Edmonton's attempts to attenuate traffic noise have been forward-thinking, but not without setbacks. A 2018 pilot to monitor vehicle noise and display decibel levels to passing motorists was gamified by loud drivers revving their engines to try to get a high reading. The second phase of the pilot used sound monitoring technology to identify problem areas and deploy officers to monitor the locations and hand out tickets. Neither technology is currently in use in the city.

"We currently do not use noise monitoring technologies to assist our enforcement efforts, with the exception of equipment used for motorcycle testing when partnered up with Edmonton Police Service," said Chrystal Coleman, communications advisor with the City of Edmonton.

The WHO's guidelines for Europe state that nighttime noise levels above 45 decibels should be limited, targets that would be difficult if not impossible to hit in North America, Oiamo said.

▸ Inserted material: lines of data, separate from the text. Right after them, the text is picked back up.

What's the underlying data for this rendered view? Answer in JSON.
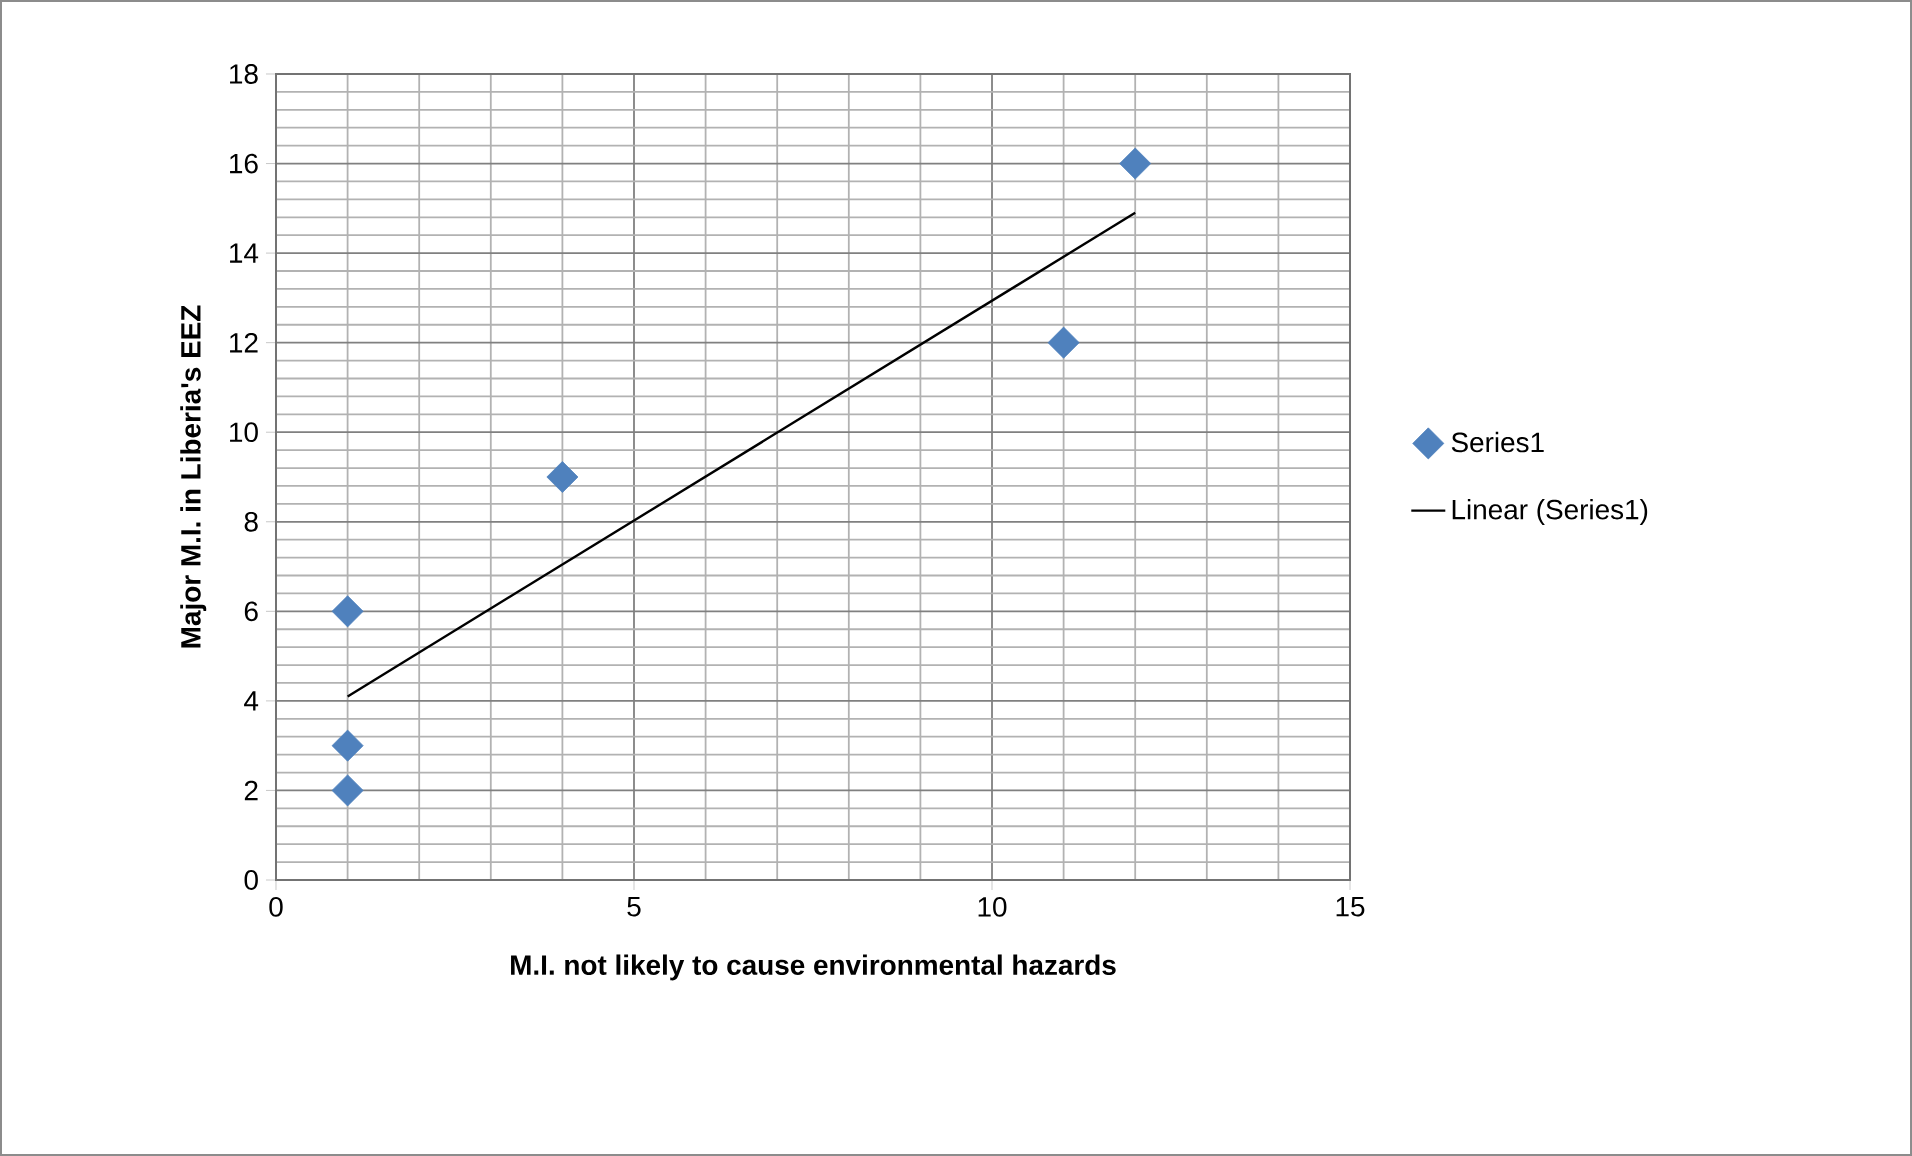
{
  "chart_data": {
    "type": "scatter",
    "xlabel": "M.I. not likely to cause environmental hazards",
    "ylabel": "Major M.I. in Liberia's EEZ",
    "series": [
      {
        "name": "Series1",
        "marker": "diamond",
        "color": "#4f81bd",
        "x": [
          1,
          1,
          1,
          4,
          11,
          12
        ],
        "values": [
          2,
          3,
          6,
          9,
          12,
          16
        ]
      },
      {
        "name": "Linear (Series1)",
        "type": "line",
        "marker": "none",
        "color": "#000000",
        "x": [
          1,
          12
        ],
        "values": [
          4.1,
          14.9
        ]
      }
    ],
    "xlim": [
      0,
      15
    ],
    "xticks": [
      0,
      5,
      10,
      15
    ],
    "ylim": [
      0,
      18
    ],
    "yticks": [
      0,
      2,
      4,
      6,
      8,
      10,
      12,
      14,
      16,
      18
    ],
    "grid": true,
    "legend": "right"
  }
}
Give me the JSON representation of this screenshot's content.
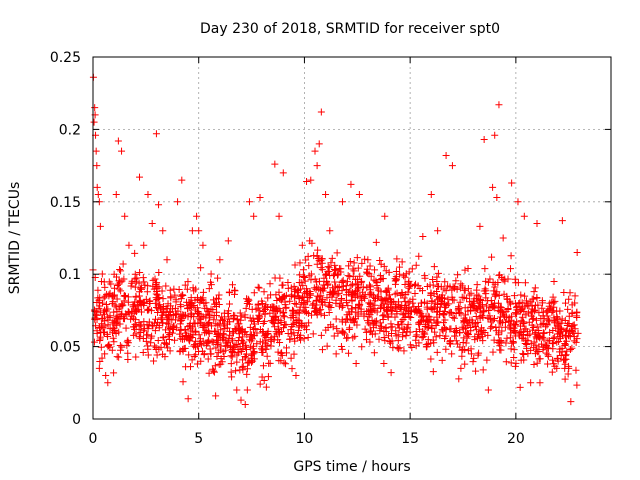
{
  "chart_data": {
    "type": "scatter",
    "title": "Day 230 of 2018, SRMTID for receiver spt0",
    "xlabel": "GPS time / hours",
    "ylabel": "SRMTID / TECUs",
    "xlim": [
      0,
      24.5
    ],
    "ylim": [
      0,
      0.25
    ],
    "x_ticks": [
      0,
      5,
      10,
      15,
      20
    ],
    "x_tick_labels": [
      "0",
      "5",
      "10",
      "15",
      "20"
    ],
    "y_ticks": [
      0,
      0.05,
      0.1,
      0.15,
      0.2,
      0.25
    ],
    "y_tick_labels": [
      "0",
      "0.05",
      "0.1",
      "0.15",
      "0.2",
      "0.25"
    ],
    "grid": true,
    "marker": "+",
    "color": "#ff0000",
    "series": [
      {
        "name": "SRMTID",
        "points": [
          [
            0.02,
            0.236
          ],
          [
            0.05,
            0.205
          ],
          [
            0.08,
            0.215
          ],
          [
            0.1,
            0.21
          ],
          [
            0.12,
            0.196
          ],
          [
            0.15,
            0.185
          ],
          [
            0.18,
            0.175
          ],
          [
            0.2,
            0.16
          ],
          [
            0.25,
            0.155
          ],
          [
            0.3,
            0.15
          ],
          [
            0.35,
            0.133
          ],
          [
            0.0,
            0.103
          ],
          [
            0.4,
            0.095
          ],
          [
            0.45,
            0.08
          ],
          [
            0.5,
            0.06
          ],
          [
            0.55,
            0.045
          ],
          [
            0.6,
            0.03
          ],
          [
            0.7,
            0.025
          ],
          [
            0.3,
            0.035
          ],
          [
            0.8,
            0.07
          ],
          [
            0.9,
            0.085
          ],
          [
            1.0,
            0.1
          ],
          [
            1.1,
            0.155
          ],
          [
            1.2,
            0.192
          ],
          [
            1.35,
            0.185
          ],
          [
            1.5,
            0.14
          ],
          [
            1.7,
            0.12
          ],
          [
            2.0,
            0.1
          ],
          [
            2.2,
            0.167
          ],
          [
            2.4,
            0.12
          ],
          [
            2.6,
            0.155
          ],
          [
            2.8,
            0.135
          ],
          [
            3.0,
            0.197
          ],
          [
            3.1,
            0.148
          ],
          [
            3.3,
            0.13
          ],
          [
            3.5,
            0.11
          ],
          [
            4.0,
            0.15
          ],
          [
            4.2,
            0.165
          ],
          [
            4.5,
            0.014
          ],
          [
            4.7,
            0.13
          ],
          [
            4.9,
            0.14
          ],
          [
            5.0,
            0.13
          ],
          [
            5.2,
            0.12
          ],
          [
            5.5,
            0.09
          ],
          [
            5.8,
            0.016
          ],
          [
            6.0,
            0.11
          ],
          [
            6.4,
            0.123
          ],
          [
            6.8,
            0.02
          ],
          [
            7.0,
            0.013
          ],
          [
            7.2,
            0.01
          ],
          [
            7.3,
            0.02
          ],
          [
            7.4,
            0.15
          ],
          [
            7.6,
            0.14
          ],
          [
            7.9,
            0.153
          ],
          [
            8.2,
            0.022
          ],
          [
            8.6,
            0.176
          ],
          [
            8.8,
            0.14
          ],
          [
            9.0,
            0.17
          ],
          [
            9.3,
            0.055
          ],
          [
            9.6,
            0.03
          ],
          [
            9.9,
            0.12
          ],
          [
            10.1,
            0.164
          ],
          [
            10.3,
            0.165
          ],
          [
            10.5,
            0.185
          ],
          [
            10.6,
            0.175
          ],
          [
            10.7,
            0.19
          ],
          [
            10.8,
            0.212
          ],
          [
            11.0,
            0.155
          ],
          [
            11.2,
            0.13
          ],
          [
            11.5,
            0.045
          ],
          [
            11.8,
            0.15
          ],
          [
            12.2,
            0.162
          ],
          [
            12.6,
            0.155
          ],
          [
            13.0,
            0.11
          ],
          [
            13.4,
            0.122
          ],
          [
            13.8,
            0.14
          ],
          [
            14.1,
            0.032
          ],
          [
            14.5,
            0.1
          ],
          [
            15.0,
            0.06
          ],
          [
            15.6,
            0.126
          ],
          [
            16.0,
            0.155
          ],
          [
            16.3,
            0.13
          ],
          [
            16.7,
            0.182
          ],
          [
            17.0,
            0.175
          ],
          [
            17.4,
            0.035
          ],
          [
            17.9,
            0.045
          ],
          [
            18.3,
            0.133
          ],
          [
            18.5,
            0.193
          ],
          [
            18.7,
            0.02
          ],
          [
            18.9,
            0.16
          ],
          [
            19.0,
            0.196
          ],
          [
            19.1,
            0.153
          ],
          [
            19.2,
            0.217
          ],
          [
            19.4,
            0.125
          ],
          [
            19.8,
            0.163
          ],
          [
            20.1,
            0.15
          ],
          [
            20.4,
            0.14
          ],
          [
            20.7,
            0.025
          ],
          [
            21.0,
            0.135
          ],
          [
            21.5,
            0.038
          ],
          [
            22.0,
            0.04
          ],
          [
            22.2,
            0.137
          ],
          [
            22.6,
            0.012
          ],
          [
            22.8,
            0.085
          ],
          [
            22.9,
            0.115
          ]
        ]
      }
    ],
    "background_density": {
      "x_range": [
        0.05,
        22.95
      ],
      "count": 2100,
      "seed": 230,
      "profile_x": [
        0,
        0.5,
        1,
        2,
        3,
        4,
        5,
        6,
        7,
        8,
        9,
        10,
        11,
        12,
        13,
        14,
        15,
        16,
        17,
        18,
        19,
        20,
        21,
        22,
        23
      ],
      "profile_y_median": [
        0.065,
        0.072,
        0.075,
        0.075,
        0.07,
        0.068,
        0.067,
        0.06,
        0.055,
        0.06,
        0.07,
        0.078,
        0.09,
        0.082,
        0.08,
        0.077,
        0.075,
        0.073,
        0.07,
        0.068,
        0.072,
        0.07,
        0.06,
        0.055,
        0.06
      ],
      "profile_y_spread": [
        0.025,
        0.03,
        0.03,
        0.028,
        0.027,
        0.027,
        0.028,
        0.03,
        0.028,
        0.03,
        0.03,
        0.03,
        0.03,
        0.03,
        0.03,
        0.03,
        0.028,
        0.027,
        0.027,
        0.028,
        0.03,
        0.03,
        0.027,
        0.025,
        0.025
      ]
    }
  }
}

"In Toronto, I've monitored hundreds and hundreds of locations all over the city over the last number of years, and the lowest measurement I got anywhere was 43 decibels."

Taking the loudest bikes, cars, and trucks off city streets wouldn't solve Edmonton's noise pollution problem, but they are some of the most disruptive and easy-to-legislate sources of noise. Janz asserted that people are "fed up and frustrated" by these types of excessive traffic noise in the city, and we shouldn't just accept it as an inevitable aspect of urban life.

"Cities are not noisy. You go to other cities in the world that have protections in place, and they're much, much quieter," Janz said.